By Kerry Hoffschneider
When Randy Warnken and Annie Madsen started dating, Randy had mostly Angus cattle, but love can change things.
“My dad raised registered polled Herefords,” Madsen said. “Most women want a fancy house and fancy jewelry . . . I just wanted a cow, specifically Herefords. So, about eight years ago, Randy bought me five!”
At first, the couple didn’t keep any of the cows back because they were paying for farmland, but in 2020 they did keep one back and named her – 2020! This year, they celebrated the birth of her calf. It is very apparent that Randy and Annie find a lot of joy in agriculture and each other.
Before they were married, Annie had three daughters and also has nine grandchildren, she said, “Although Randy had no biological children of his own, he loves them like his own.”
A love for agriculture and family is a strong, unifying attribute for the couple. The couple was also both raised in the ag industry. Randy said his ag career began on a farm east of Hildreth, Neb. where he often helped his Uncle Les and Uncle Fred farm – everything from milking cows, to raising hogs, hay, and milo. After high school, Randy graduated from Kearney State College in 1974 with a Double Major in Accounting and Business.
“I purchased my Uncle Fred’s farmstead in 1972 and in 1974, I purchased farm ground consisting of 320 acres, including the homestead where I grew up,” he explained. “Later we purchased 160 acres of pastureland and in 2018 we bought another quarter near our current farmstead.”
Throughout his years of farming, Randy has raised hogs, hay, corn, soybeans and has a cow/calf operation. His wife Annie grew up on a farm too, where they raised registered Polled Herefords as well as various crops, but it was sold in the early 1970s. She said their marriage has truly fulfilled her dream of being a farmer and rancher.
“We really enjoy the cow/calf operation as well as the hay operation,” Annie noted. “The beautiful experience of calving continues to remind us of the miracle of life. The enjoyment one gains from watching the baby calves play with each other like children and their mother’s fussing over them can’t help but give us satisfaction.”
“Randy also has a great reputation for raising some of the best alfalfa and orchard grass in the area and I enjoy baling small bales. We use the hay for our own cattle as well as sell them to others,” she added. “We also receive a great sense of fulfillment from planting seeds and harvesting the corn and soybeans.”
In addition to working with her husband on the farm, Annie also serves as an administrative assistant at a public school, helps occasionally at a local bed and breakfast, and also serves as an instructor for driver’s ed, defensive driving classes, and motorcycle classes.

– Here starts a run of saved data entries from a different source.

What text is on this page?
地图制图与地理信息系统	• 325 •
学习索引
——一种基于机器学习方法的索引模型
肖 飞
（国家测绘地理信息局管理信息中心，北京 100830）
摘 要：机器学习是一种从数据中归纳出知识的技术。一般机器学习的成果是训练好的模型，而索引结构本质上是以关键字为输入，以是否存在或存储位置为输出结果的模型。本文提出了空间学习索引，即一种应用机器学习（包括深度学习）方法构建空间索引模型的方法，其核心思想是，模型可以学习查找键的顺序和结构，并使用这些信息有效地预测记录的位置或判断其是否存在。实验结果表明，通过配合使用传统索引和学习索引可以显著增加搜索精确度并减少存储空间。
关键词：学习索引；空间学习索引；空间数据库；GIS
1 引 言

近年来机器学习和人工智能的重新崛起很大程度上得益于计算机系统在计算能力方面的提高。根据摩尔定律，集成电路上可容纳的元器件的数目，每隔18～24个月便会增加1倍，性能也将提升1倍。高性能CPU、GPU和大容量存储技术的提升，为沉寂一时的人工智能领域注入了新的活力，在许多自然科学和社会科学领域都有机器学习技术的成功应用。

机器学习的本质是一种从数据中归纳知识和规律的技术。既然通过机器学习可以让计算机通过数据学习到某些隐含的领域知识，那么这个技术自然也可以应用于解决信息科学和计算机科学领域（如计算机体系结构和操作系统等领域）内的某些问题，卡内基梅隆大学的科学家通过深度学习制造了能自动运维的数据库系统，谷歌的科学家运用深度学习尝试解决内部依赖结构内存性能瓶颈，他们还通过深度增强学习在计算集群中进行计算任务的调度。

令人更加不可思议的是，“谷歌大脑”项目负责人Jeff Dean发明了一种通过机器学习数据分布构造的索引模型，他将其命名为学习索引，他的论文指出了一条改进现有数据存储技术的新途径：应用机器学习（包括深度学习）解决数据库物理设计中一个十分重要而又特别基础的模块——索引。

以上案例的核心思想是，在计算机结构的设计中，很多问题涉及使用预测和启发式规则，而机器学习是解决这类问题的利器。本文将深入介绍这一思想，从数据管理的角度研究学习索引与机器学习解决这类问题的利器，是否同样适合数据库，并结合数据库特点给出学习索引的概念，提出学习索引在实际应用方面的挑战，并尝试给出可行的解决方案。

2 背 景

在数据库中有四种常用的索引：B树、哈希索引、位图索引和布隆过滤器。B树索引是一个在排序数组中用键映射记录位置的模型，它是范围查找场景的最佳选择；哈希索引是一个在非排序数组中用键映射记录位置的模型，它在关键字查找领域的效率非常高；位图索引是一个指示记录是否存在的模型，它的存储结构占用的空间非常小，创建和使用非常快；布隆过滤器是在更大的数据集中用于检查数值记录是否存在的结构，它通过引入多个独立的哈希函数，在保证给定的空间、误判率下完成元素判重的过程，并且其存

With all the joys of farming and balancing other jobs off the farm, there are also other challenges and of course keeping up with the demanding work. Randy and Annie agreed that raising crops and cattle is not for the “faint of heart.” There’s everything from dealing with harsh weather and equally harsh rising input costs.
“Especially as one ages, we have come to the realization that the body can’t do what it used to do,” Randy admitted.
That’s why Randy and Annie appreciated hearing about the Nebraska AgrAbility program from a friend. Randy had been dealing with multiple myeloma, as well as back issues that began to impact his ability to do some of the work on the farm. The couple was encouraged to reach out and see the resources that were available to help them continue pursuing their farm and ranch dreams.
Since 1995, the Nebraska AgrAbility program has helped individuals with disabilities overcome barriers to continue in their chosen agricultural profession. Nebraska AgrAbility is a United States Department of Agriculture (USDA) funded opportunity that is free to clients and delivered in tandem by staff of Easterseals Nebraska and Nebraska Extension.
Through resource coordination from Nebraska AgrAbility, Randy was able to secure an electric power livestock trailer jack and will also be getting a tractor seat modified.
“We are very grateful for the insight presented to us through this program,” Annie said. “We appreciate getting help with something as simple as getting easier access to your tractor and gaining more comfort when sitting in the tractor seat and not being jostled around so much that it causes pain.”
“Even using an electric lift assist jack for hooking and unhooking a stock trailer may not seem like it could make a huge difference,” Randy added. “We are grateful beyond words for these devices.”
“Anyone who is facing challenges with age and disabilities should be encouraged to look into this program,” Annie said adamantly. “Nebraska AgrAbility is a very positive program, and they are very willing to help in different areas.”